La sécurité repose sur l'ensemble du système
La blockchain peut renforcer l'intégrité des registres financiers et réduire certains des risques liés à la fragmentation des bases de données, aux retards de règlement et au rapprochement manuel. La tokenisation pourrait également permettre à l'argent, aux titres et aux conditions contractuelles de fonctionner sur une même infrastructure programmable.
Tout cela ne fait toutefois pas de la blockchain un rempart universel contre la cybercriminalité.

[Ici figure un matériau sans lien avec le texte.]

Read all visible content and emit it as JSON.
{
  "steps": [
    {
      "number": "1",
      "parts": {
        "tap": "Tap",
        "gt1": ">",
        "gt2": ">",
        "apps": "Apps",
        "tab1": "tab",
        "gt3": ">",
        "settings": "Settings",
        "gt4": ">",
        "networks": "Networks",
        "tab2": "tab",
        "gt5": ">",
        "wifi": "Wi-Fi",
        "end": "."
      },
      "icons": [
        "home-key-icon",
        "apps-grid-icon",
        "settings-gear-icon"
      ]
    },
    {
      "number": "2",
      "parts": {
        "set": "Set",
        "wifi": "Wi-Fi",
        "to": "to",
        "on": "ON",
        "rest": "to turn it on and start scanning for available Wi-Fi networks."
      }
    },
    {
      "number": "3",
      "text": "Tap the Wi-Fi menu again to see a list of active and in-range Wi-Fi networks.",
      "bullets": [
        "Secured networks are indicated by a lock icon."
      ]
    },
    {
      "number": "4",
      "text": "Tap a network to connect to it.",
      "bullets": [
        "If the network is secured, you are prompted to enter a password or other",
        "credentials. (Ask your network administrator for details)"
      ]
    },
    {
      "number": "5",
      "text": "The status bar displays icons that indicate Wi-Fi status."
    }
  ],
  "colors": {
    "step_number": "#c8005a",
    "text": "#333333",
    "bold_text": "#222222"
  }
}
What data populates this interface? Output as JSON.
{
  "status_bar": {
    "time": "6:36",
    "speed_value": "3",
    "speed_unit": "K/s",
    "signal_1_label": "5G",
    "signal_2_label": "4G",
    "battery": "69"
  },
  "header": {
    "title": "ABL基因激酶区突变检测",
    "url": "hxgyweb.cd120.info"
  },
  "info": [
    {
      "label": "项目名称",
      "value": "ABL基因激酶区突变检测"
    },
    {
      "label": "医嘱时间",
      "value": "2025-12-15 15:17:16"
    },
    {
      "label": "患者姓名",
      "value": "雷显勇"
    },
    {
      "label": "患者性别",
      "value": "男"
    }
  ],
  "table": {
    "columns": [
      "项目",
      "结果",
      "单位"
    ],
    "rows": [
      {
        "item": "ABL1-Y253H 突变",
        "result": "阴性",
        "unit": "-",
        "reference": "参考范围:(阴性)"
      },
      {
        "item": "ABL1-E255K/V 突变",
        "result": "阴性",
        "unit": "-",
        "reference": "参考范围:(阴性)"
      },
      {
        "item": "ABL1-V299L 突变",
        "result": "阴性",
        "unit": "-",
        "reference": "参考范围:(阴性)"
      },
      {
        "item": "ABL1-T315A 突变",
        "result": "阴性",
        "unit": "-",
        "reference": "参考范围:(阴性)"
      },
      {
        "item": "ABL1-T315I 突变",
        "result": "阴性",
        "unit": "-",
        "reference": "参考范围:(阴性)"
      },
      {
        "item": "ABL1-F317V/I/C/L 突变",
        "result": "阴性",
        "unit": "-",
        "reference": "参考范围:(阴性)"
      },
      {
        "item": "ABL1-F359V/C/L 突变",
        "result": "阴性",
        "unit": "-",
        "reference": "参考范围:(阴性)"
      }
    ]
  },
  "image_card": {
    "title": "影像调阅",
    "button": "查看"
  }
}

Cette technologie permet d'empêcher une forme de manipulation des données, mais expose les institutions au vol de clés, aux erreurs de codage, aux défaillances de gouvernance du réseau et à une dépendance vis-à-vis de tiers peu connus. Son caractère permanent peut renforcer la traçabilité tout en rendant les erreurs plus difficiles à corriger. Sa capacité de règlement immédiat peut réduire l'exposition au risque de contrepartie tout en augmentant la liquidité et les exigences opérationnelles.
Les applications financières les plus performantes seront donc celles qui recourront de manière sélective aux registres distribués, dans le cadre d'un dispositif juridique et institutionnel capable de gérer les risques qui y sont associés.
Un système financier sécurisé ne se crée pas simplement en enregistrant des transactions sur une blockchain. Il se crée lorsque le registre, les logiciels, la monnaie, les institutions et les règles permettant de remédier aux défaillances fonctionnent de concert.